Die Geschichte handelt nun vom Zusammenbruch. Bis 2019 war der Kabeljau-Bestand in der östlichen Ostsee so stark zusammengebrochen – bedingt durch sauerstoffarme Totzonen in den tiefen Laichgebieten, Parasitenbefall, Veränderungen im Nahrungsnetz und Überfischung –, dass die EU ein unbefristetes Verbot für die gezielte Befischung des östlichen Bestands verhängte. Die Freizeitfischerei ist stark eingeschränkt. Beifänge müssen freigelassen werden. Finnische Angler, die heute im westlichen Archipel auf Kabeljau stoßen, fangen die Überlebenden einer ökologischen Notlage, und das muss sich in jeder Berichterstattung über Kabeljau widerspiegeln.

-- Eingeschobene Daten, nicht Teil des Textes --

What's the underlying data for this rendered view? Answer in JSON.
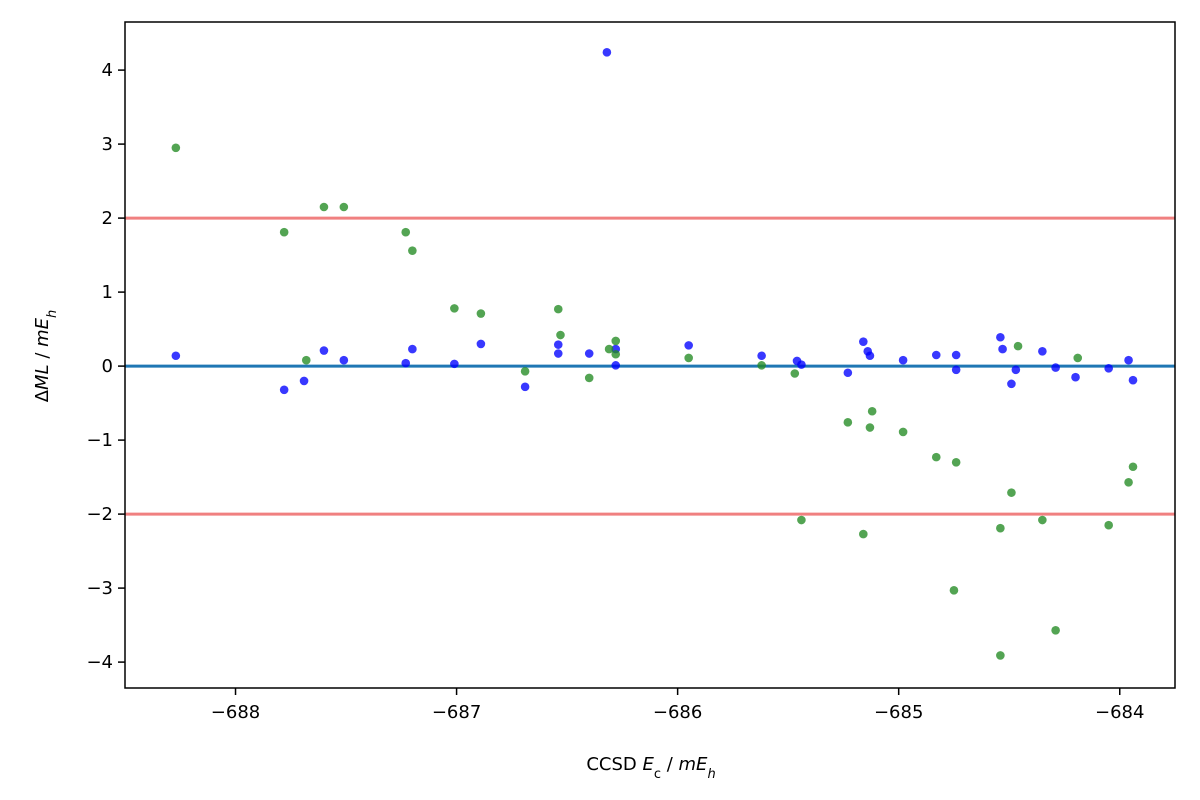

Wo noch kleine Populationen überleben, sind die Ostseekabeljau immer noch unverkennbar: oliv-bronfarbener Rücken mit dunkleren Flecken, weißer Bauch, die markante Kinnbartel sowie die für die Familie der Dorsche typischen drei Rücken- und zwei Afterflossen. Sie sind Grundfische, kältetolerant und sauerstoffbedürftig – was ironisch ist, denn gerade der Sauerstoffmangel in den Becken von Gotland und Bornholm ist es, der sie tötet. Die Ernährung der Erwachsenen besteht hauptsächlich aus Sprotten und Heringen; Jungfische suchen im Benthos nach Krebstieren.
Aktivitätsmuster des Ostseekabels in finnischen Gewässern – höchste Aktivität in den kalten Monaten, wenn sauerstoffreiches Wasser in die Becken gelangt, fast vollständige Ruhe im geschichteten Sommer.
Erwachsene Ostseekabeljau ernähren sich fast ausschließlich von Sprotten und Heringen; Jungfische suchen am Meeresboden nach Nahrung. Die Ernährung ändert sich stark je nach Verfügbarkeit der Beutefische – die selbst ein Opfer derselben Veränderungen im Ökosystem sind, von denen auch der Kabeljau betroffen ist.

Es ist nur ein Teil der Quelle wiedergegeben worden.